The concert, which ran from 8 p.m. until 10 p.m. in Woolsey Hall, opened with Strauss’s “Till Eulenspiegel’s Merry Pranks,” a vibrant account of the life of Till Eulenspiegel, a knavish trickster whose pranks targeted those in power. The orchestra then played Strauss’s “Vier Letzte Lieder” and ended with a performance of Stravinsky’s Pétrouchka.

“I was really thrilled with our performance tonight,” said Noah Stevens-Stein ’18, co-president of the YSO. “Each piece on the program presented its own difficult challenges, and I feel like the orchestra really rose to meet them. We’ve been working on these pieces since February, but it’s also one of the hardest programs we’ve ever presented.”

Ian Niederhoffer ’19, who conducted “Till Eulenspiegel’s Merry Pranks,” was succeeded on stage by Toshiyuki Shimada, who then conducted “Vier Letzte Lieder,” four “last songs” written at the end of the Strauss’s career. Scottish soprano Lauren McQuistin MUS ’19 accompanied the orchestra with an elegantly sung rendition of “two old people preparing themselves for final rest,” according to the program notes.

The second half of the concert featured a performance of Stravinsky’s Pétrouchka, a short-concert-piece-turned-ballet that paints the story of three puppets brought to life by a “Charlatan” at the Shrovetide festival in St. Petersburg. At the end of the concert, Shimada addressed a nearly full Woolsey Hall, acknowledging the departing seniors and their families. After brief applause, Shimada turned to the seniors, thanked them for their commitment, and finished by telling them “I love you all.”

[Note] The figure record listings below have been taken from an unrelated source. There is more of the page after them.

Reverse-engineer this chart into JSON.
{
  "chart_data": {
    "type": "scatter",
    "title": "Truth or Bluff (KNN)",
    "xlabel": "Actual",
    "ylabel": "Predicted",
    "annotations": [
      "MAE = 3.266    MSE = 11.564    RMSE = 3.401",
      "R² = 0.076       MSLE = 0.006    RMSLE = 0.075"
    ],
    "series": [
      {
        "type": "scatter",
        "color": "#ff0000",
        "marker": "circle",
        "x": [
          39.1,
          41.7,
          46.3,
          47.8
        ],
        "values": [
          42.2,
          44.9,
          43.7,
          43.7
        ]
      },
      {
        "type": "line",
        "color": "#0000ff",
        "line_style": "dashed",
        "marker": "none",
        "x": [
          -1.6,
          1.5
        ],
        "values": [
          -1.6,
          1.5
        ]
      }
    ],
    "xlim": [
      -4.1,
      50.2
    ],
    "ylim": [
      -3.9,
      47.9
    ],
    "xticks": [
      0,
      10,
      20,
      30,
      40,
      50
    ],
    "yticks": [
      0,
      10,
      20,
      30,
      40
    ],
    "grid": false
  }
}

Eileen Norris ’20, a second violinist for the YSO, echoed Shimada’s praise of the graduating senior class.

“The orchestra is going to miss all of the seniors, and … at least for me personally, the seniors have played such a big role in both organizing the orchestra and welcoming all of the new musicians,” Norris said.

During an interview earlier in the week, Shimada told the News that the season had progressed “well and smoothly,” adding that the Halloween show was a success. He most fondly remembered the orchestra’s performance of Shostakovich’s Eleventh Symphony, which he described as “a work which really connected to the history about the Russian Revolution.”

The choice to perform pieces by Shostakovich and Stravinsky was especially pertinent this year, given that 2017 marked the 100th anniversary of the onset of the Russian Revolution and that the symphony orchestra toured Russia last summer.

In the fall, the orchestra saw a high turnover rate among its musicians, Shimada said, as about a third of the orchestra was new this year. Shimada emphasized, however, that everyone bonded over the beauty of making music, and, before long, the orchestra was playing with its characteristic “unified” and “homogeneous” tone.

“By the first concert in October, we could really play as one instrument, which is the orchestra,” Shimada said. “Now that we got to know each other so well, we play even better. We know exactly how we feel all together.”